Trade Names and Market Presence


Iso E Super’s popularity is so widespread that it’s produced under various trade names by multiple manufacturers.

These include Timber Silk (IFF), with high levels of Arborone, and Sylvamber (DRT), known for its balanced woody-amber notes.



Safety and Environmental Considerations


While generally safe, Iso E Super can cause skin sensitivity in some individuals.
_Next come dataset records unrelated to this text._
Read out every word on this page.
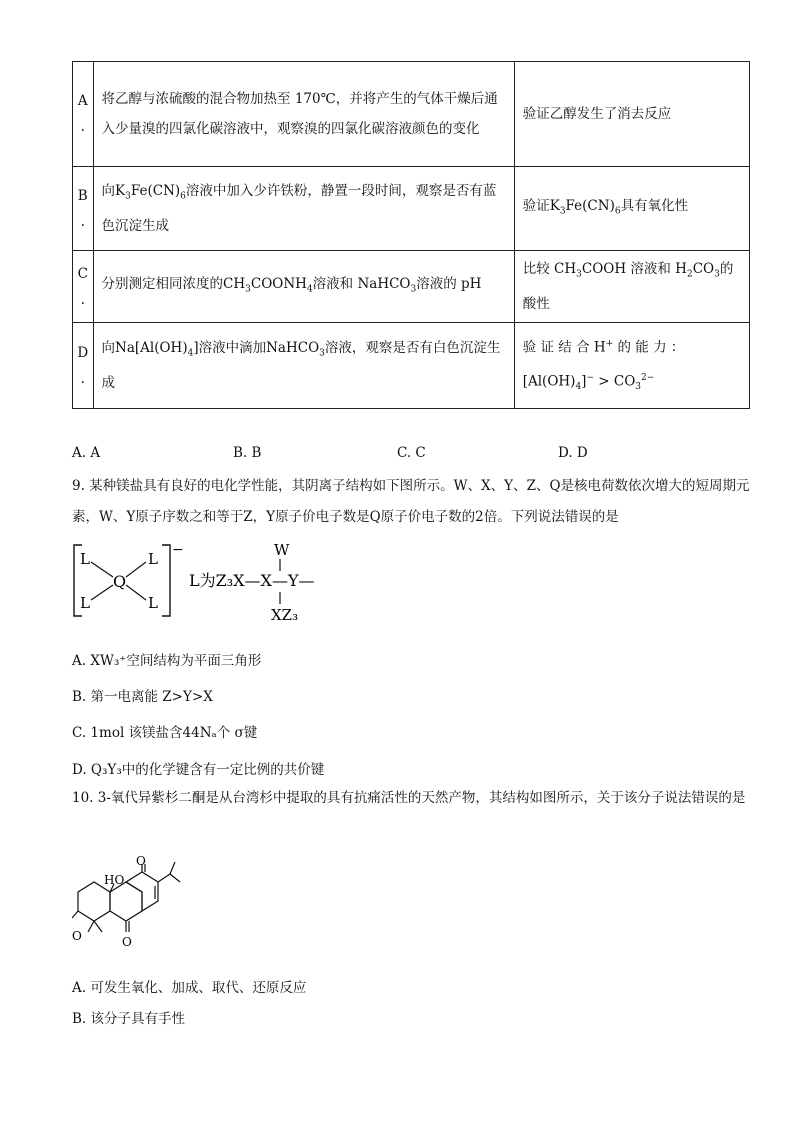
A
.	将乙醇与浓硫酸的混合物加热至 170℃，并将产生的气体干燥后通入少量溴的四氯化碳溶液中，观察溴的四氯化碳溶液颜色的变化	验证乙醇发生了消去反应
B
.	向$K_3Fe(CN)_6$溶液中加入少许铁粉，静置一段时间，观察是否有蓝色沉淀生成	验证$K_3Fe(CN)_6$具有氧化性
C
.	分别测定相同浓度的$CH_3COONH_4$溶液和 NaHCO$_3$溶液的 pH	比较 $CH_3COOH$ 溶液和 $H_2CO_3$的酸性
D
.	向$Na[Al(OH)_4]$溶液中滴加NaHCO$_3$溶液，观察是否有白色沉淀生成	验 证 结 合 H+ 的 能 力 ：
$[Al(OH)_4]^- > CO_3^{2-}$
A. A	B. B	C. C	D. D
9. 某种镁盐具有良好的电化学性能，其阴离子结构如下图所示。W、X、Y、Z、Q是核电荷数依次增大的短周期元素，W、Y原子序数之和等于Z，Y原子价电子数是Q原子价电子数的2倍。下列说法错误的是
−
L	L
L	L
Q	L为Z₃X—X—Y—
W
XZ₃
A. XW₃⁺空间结构为平面三角形
B. 第一电离能 Z>Y>X
C. 1mol 该镁盐含44Nₐ个 σ键
D. Q₃Y₃中的化学键含有一定比例的共价键
10. 3-氧代异紫杉二酮是从台湾杉中提取的具有抗痛活性的天然产物，其结构如图所示，关于该分子说法错误的是
O
HO
O
O
A. 可发生氧化、加成、取代、还原反应
B. 该分子具有手性
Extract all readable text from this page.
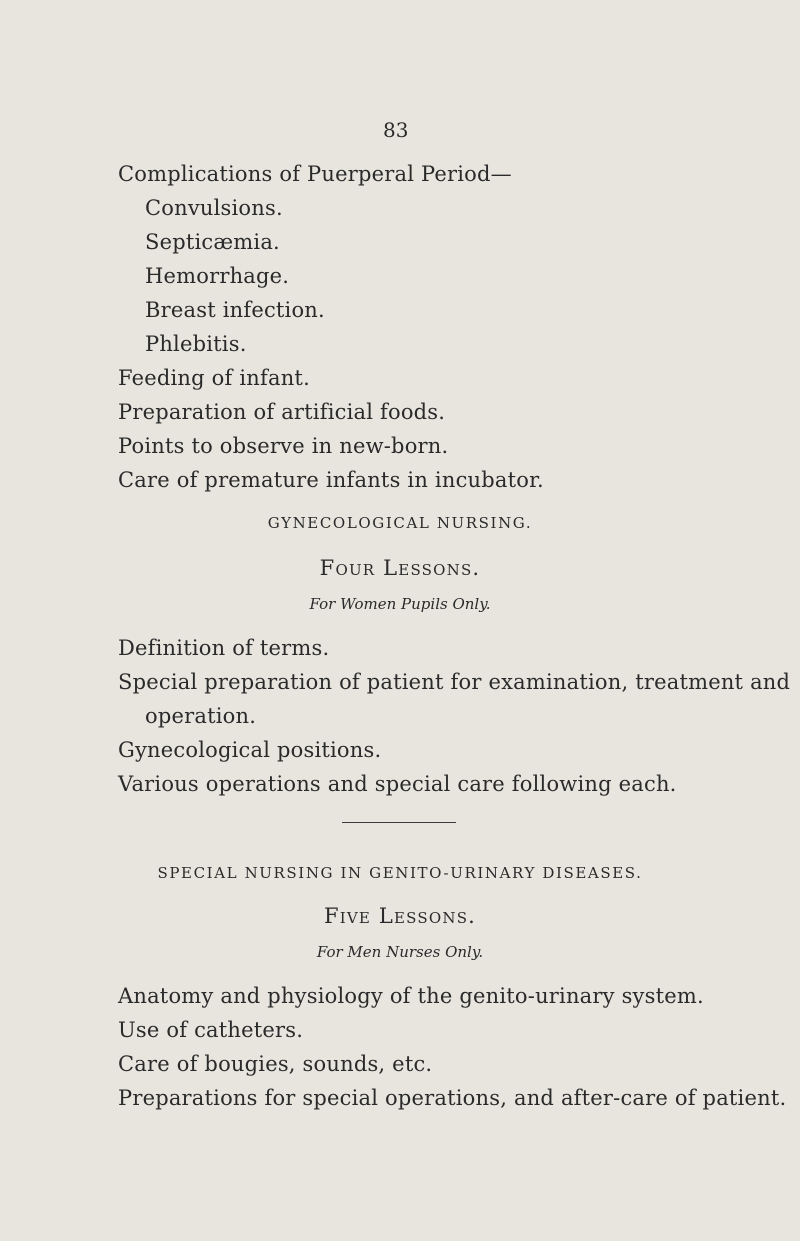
83

Complications of Puerperal Period—

Convulsions.

Septicæmia.

Hemorrhage.

Breast infection.

Phlebitis.

Feeding of infant.

Preparation of artificial foods.

Points to observe in new-born.

Care of premature infants in incubator.

GYNECOLOGICAL NURSING.

Four Lessons.

For Women Pupils Only.

Definition of terms.

Special preparation of patient for examination, treatment and

operation.

Gynecological positions.

Various operations and special care following each.

SPECIAL NURSING IN GENITO-URINARY DISEASES.

Five Lessons.

For Men Nurses Only.

Anatomy and physiology of the genito-urinary system.

Use of catheters.

Care of bougies, sounds, etc.

Preparations for special operations, and after-care of patient.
Studies have shown it may cause minor irritation in high doses but is considered safe under IFRA guidelines.

Some environmental concerns have also been raised regarding its bioaccumulation, particularly in wildlife, prompting manufacturers to explore lower-impact isomers like Iso Gamma.



Iso E Super: The Molecule That Changed Perfumery Forever


Iso E Super has reshaped the fragrance landscape, and its legacy only continues to grow.

Its blend of mystery and subtlety offers a reminder that sometimes the most powerful scents are the ones that whisper rather than shout.


The molecule’s appeal lies in its ability to adapt to the individual, enhancing one’s unique scent rather than masking it.


Whether it’s the woody warmth, the subtle musk, or the personalized aura, Iso E Super remains a testament to how one molecule can redefine the art of fragrance creation.



"Iso E Super isn’t just a molecule," says perfumer Francis Kurkdjian. "It’s a feeling—a hint of something you can’t quite touch but can’t let go of either."


This mysterious molecule has proven that sometimes, the most intriguing stories in perfumery are those that leave just enough to the imagination.